If the government wants people to keep building cheese barriers (if you see what I mean), the cheese has to come with social and financial support for staying home, for wearing masks—money to keep businesses and homes together until the pandemic ends—and clear, transparent communication from officials (and maybe some famous people, too) to explain what’s going on and why. None of that has happened. “The most effective interventions are population-wide risk mitigation measures based on changing the public’s risk profiles. That’s why the United States has failed so abysmally—because very simple behavioral mitigations have become politicized,” Gostin says.
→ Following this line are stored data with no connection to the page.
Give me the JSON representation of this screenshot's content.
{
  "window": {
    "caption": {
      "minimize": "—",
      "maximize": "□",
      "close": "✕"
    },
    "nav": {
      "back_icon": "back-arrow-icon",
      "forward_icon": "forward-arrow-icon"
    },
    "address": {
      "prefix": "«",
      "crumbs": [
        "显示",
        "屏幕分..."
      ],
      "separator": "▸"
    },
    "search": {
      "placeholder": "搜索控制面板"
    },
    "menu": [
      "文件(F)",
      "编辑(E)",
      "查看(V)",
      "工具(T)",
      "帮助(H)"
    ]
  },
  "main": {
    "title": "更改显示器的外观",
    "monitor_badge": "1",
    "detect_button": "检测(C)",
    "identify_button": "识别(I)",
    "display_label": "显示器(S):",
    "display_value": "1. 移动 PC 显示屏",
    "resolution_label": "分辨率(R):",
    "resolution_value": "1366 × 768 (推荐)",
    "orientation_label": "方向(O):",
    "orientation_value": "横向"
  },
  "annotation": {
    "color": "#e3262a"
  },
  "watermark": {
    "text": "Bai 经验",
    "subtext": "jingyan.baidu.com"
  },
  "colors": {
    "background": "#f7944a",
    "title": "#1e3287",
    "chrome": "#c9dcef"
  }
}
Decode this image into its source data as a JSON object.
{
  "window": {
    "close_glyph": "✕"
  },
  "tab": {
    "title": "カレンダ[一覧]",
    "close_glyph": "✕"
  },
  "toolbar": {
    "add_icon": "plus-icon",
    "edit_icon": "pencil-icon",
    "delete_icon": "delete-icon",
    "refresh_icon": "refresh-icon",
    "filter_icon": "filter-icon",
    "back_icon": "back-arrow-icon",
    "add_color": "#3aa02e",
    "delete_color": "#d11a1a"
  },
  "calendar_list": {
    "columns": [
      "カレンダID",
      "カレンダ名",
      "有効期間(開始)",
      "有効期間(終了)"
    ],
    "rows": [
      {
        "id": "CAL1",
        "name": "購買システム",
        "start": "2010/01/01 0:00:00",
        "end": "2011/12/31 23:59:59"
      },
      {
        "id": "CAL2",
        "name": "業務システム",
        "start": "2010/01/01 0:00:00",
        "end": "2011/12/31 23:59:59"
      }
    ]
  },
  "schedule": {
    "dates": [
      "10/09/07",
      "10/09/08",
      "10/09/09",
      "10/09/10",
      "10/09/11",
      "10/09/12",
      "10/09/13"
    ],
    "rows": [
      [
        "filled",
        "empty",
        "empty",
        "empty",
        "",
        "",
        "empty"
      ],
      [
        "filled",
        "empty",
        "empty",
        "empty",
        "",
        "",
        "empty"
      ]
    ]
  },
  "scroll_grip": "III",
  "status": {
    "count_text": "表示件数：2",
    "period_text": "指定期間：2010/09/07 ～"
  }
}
Back in April I wrote that the point of communal public health measures was to hold the line, to keep cases and deaths low, to keep the hospital system from being overwhelmed until research scientists could get us out of this mess. I thought, perhaps naively, it would take months. It took a year, and cases and deaths are worse than they’ve ever been. But we’re almost there—months away from getting a shot that looks likely to stop the pandemic. Holding on is the only option. “It’s not the expressed goal, but that’s the absolute hidden goal,” Gostin says. “That’s literally all we’ve got left. We’ve failed at everything else.” Non-pharmaceutical interventions are the only tools in the toolbox, and they only work if you take them out and use them—even if you don’t know how to use them well. They work, and they’re the only way the country will get from here to the After Times. But it’s going to be a muddle, not a march.